The defendant, Frederick Morton, argued successfully before Superior Court Judge Thomas Motley that evidence of his past drug use, as well as evidence of past burglaries he committed to support that habit, were too prejudicial and outweighed any probative value.
In yesterday's opinion (PDF), the three-judge appeals panel found that while Motley was right to keep out the burglary evidence, he may not have properly considered the issue of past drug use. When other evidence is taken into consideration, the court found, it's possible that the history of drug use could be probative enough to outweigh any prejudice.
Moskowitz was found strangled to death in her Northwest Washington home on January 21, 1997. After a lengthy investigation that stalled for more than 10 years, police arrested Morton in 2009 and charged him with felony murder, burglary, kidnapping and robbery. The government's theory, according to filings, is that Morton killed Moskowitz after she interrupted him during a daytime burglary. Prosecutors planned to argue at trial that Morton broke in to Moskowitz's house to get money to support his heroin addiction at the time.
During oral arguments on February 29, Assistant U.S. Attorney Elizabeth Danello argued that the crime only made sense in the context of Morton's drug addiction. The government argued that Motley considered the drug addiction evidence in isolation, instead of as part of the larger body of evidence. Part of the government's case centers on an open container of orange juice found on the scene, with the theory that Morton drank it because heroin addicts can crave sugary substances.

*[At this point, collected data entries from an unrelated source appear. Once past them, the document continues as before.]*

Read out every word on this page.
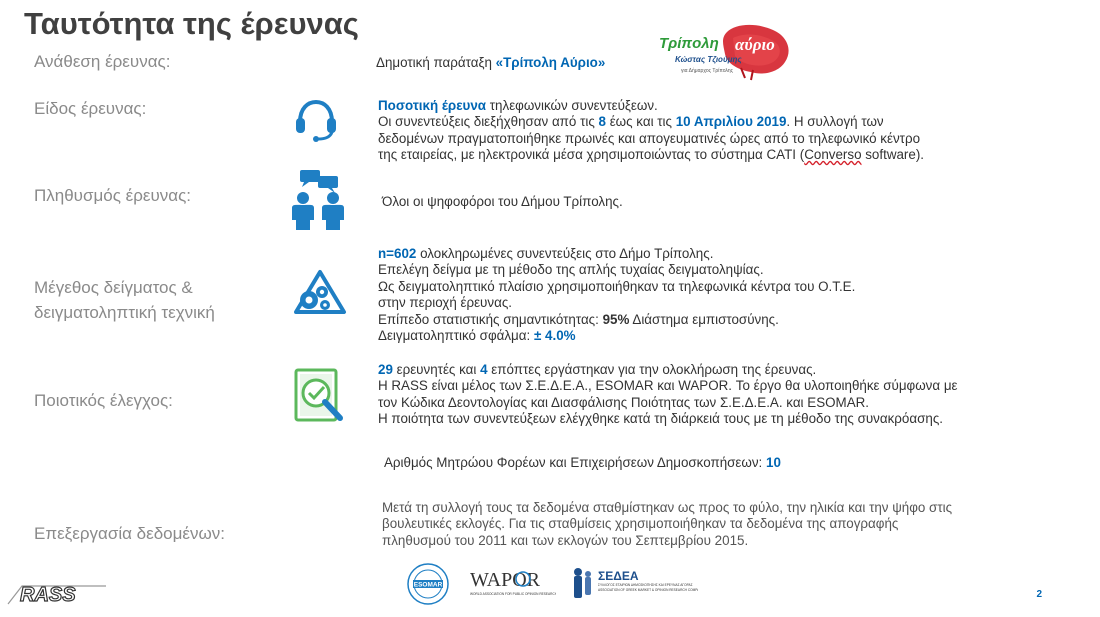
Ταυτότητα της έρευνας
Ανάθεση έρευνας:
Είδος έρευνας:
Πληθυσμός έρευνας:
Μέγεθος δείγματος &
δειγματοληπτική τεχνική
Ποιοτικός έλεγχος:
Επεξεργασία δεδομένων:
Δημοτική παράταξη «Τρίπολη Αύριο»
Τρίπολη αύριο
Κώστας Τζιούμης
για Δήμαρχος Τρίπολης
Ποσοτική έρευνα τηλεφωνικών συνεντεύξεων.
Οι συνεντεύξεις διεξήχθησαν από τις 8 έως και τις 10 Απριλίου 2019. Η συλλογή των
δεδομένων πραγματοποιήθηκε πρωινές και απογευματινές ώρες από το τηλεφωνικό κέντρο
της εταιρείας, με ηλεκτρονικά μέσα χρησιμοποιώντας το σύστημα CATI (Converso software).
Όλοι οι ψηφοφόροι του Δήμου Τρίπολης.
n=602 ολοκληρωμένες συνεντεύξεις στο Δήμο Τρίπολης.
Επελέγη δείγμα με τη μέθοδο της απλής τυχαίας δειγματοληψίας.
Ως δειγματοληπτικό πλαίσιο χρησιμοποιήθηκαν τα τηλεφωνικά κέντρα του Ο.Τ.Ε.
στην περιοχή έρευνας.
Επίπεδο στατιστικής σημαντικότητας: 95% Διάστημα εμπιστοσύνης.
Δειγματοληπτικό σφάλμα: ± 4.0%
29 ερευνητές και 4 επόπτες εργάστηκαν για την ολοκλήρωση της έρευνας.
Η RASS είναι μέλος των Σ.Ε.Δ.Ε.Α., ESOMAR και WAPOR. Το έργο θα υλοποιηθήκε σύμφωνα με
τον Κώδικα Δεοντολογίας και Διασφάλισης Ποιότητας των Σ.Ε.Δ.Ε.Α. και ESOMAR.
Η ποιότητα των συνεντεύξεων ελέγχθηκε κατά τη διάρκειά τους με τη μέθοδο της συνακρόασης.
Αριθμός Μητρώου Φορέων και Επιχειρήσεων Δημοσκοπήσεων: 10
Μετά τη συλλογή τους τα δεδομένα σταθμίστηκαν ως προς το φύλο, την ηλικία και την ψήφο στις
βουλευτικές εκλογές. Για τις σταθμίσεις χρησιμοποιήθηκαν τα δεδομένα της απογραφής
πληθυσμού του 2011 και των εκλογών του Σεπτεμβρίου 2015.
RASS	ESOMAR WAPOR
WORLD ASSOCIATION FOR PUBLIC OPINION RESEARCH
ΣΕΔΕΑ
ΣΥΛΛΟΓΟΣ ΕΤΑΙΡΙΩΝ ΔΗΜΟΣΚΟΠΗΣΗΣ ΚΑΙ ΕΡΕΥΝΑΣ ΑΓΟΡΑΣ
ASSOCIATION OF GREEK MARKET & OPINION RESEARCH COMPANIES	2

Jonathan Anderson of the D.C. Public Defender Service argued that Motley did consider the evidence as a whole and properly reached the conclusion that it wasn't probative enough to outweigh prejudice. Anderson said that the evidence that a drug addict, as opposed to a non-drug addict, committed the crime was weak, so admitting evidence of his client's drug use would only introduce a "highly inflammatory" element to the jury.
Judge Phyllis Thompson, writing for the court, said in yesterday's opinion that the drug addiction evidence could be relevant to support the government's theory that a "desperate person" committed the crime. Given other evidence prosecutors purportedly had against Morton, such as witnesses who identified him in a surveillance video as using a credit card stolen from Moskowitz's home, Thompson wrote that evidence of a heroin addiction could corroborate other inferences that Morton was part of a "narrowed pool of potential perpetrators."

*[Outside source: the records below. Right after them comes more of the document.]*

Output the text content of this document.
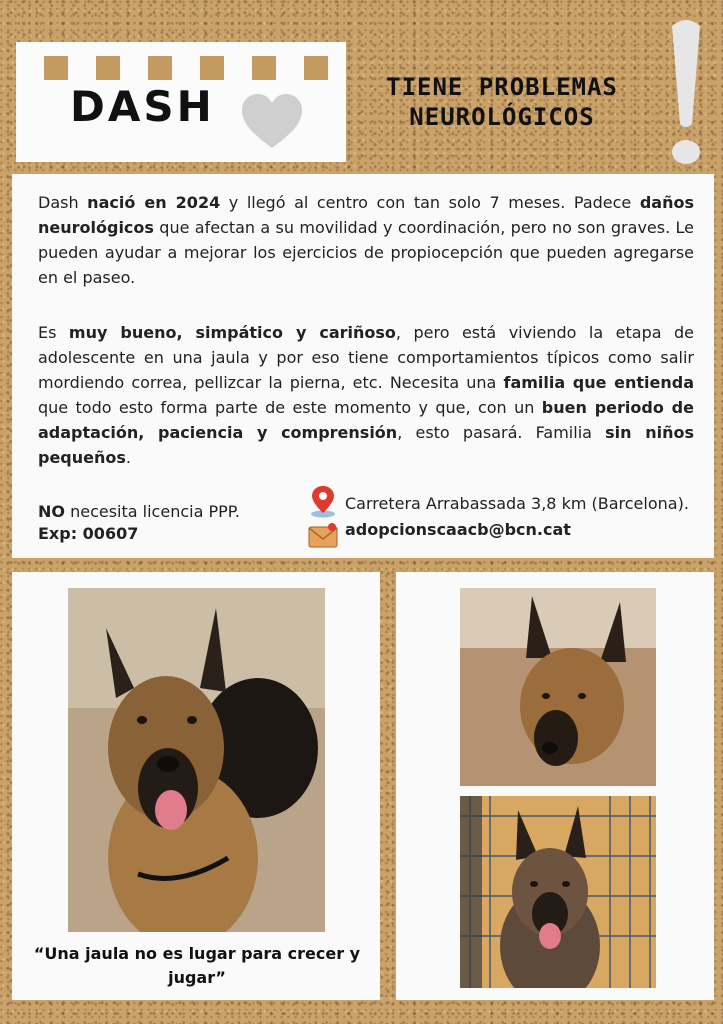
DASH	TIENE PROBLEMAS
NEUROLÓGICOS

Dash nació en 2024 y llegó al centro con tan solo 7 meses. Padece daños neurológicos que afectan a su movilidad y coordinación, pero no son graves. Le pueden ayudar a mejorar los ejercicios de propiocepción que pueden agregarse en el paseo.

Es muy bueno, simpático y cariñoso, pero está viviendo la etapa de adolescente en una jaula y por eso tiene comportamientos típicos como salir mordiendo correa, pellizcar la pierna, etc. Necesita una familia que entienda que todo esto forma parte de este momento y que, con un buen periodo de adaptación, paciencia y comprensión, esto pasará. Familia sin niños pequeños.

NO necesita licencia PPP.
Exp: 00607
Carretera Arrabassada 3,8 km (Barcelona).
adopcionscaacb@bcn.cat

“Una jaula no es lugar para crecer y jugar”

Thompson wrote that given Motley's opinion that using the drug addiction evidence as corroboration was a "problem," it's possible that he failed to properly weigh its probative value. The court remanded the case, asking for a new evaluation. Associate Judge Stephen Glickman and Senior Judge John Steadman also heard the case.
The U.S. attorney's office, through spokesman William Miller, declined to comment. A representative of the Public Defender Service was not immediately available today.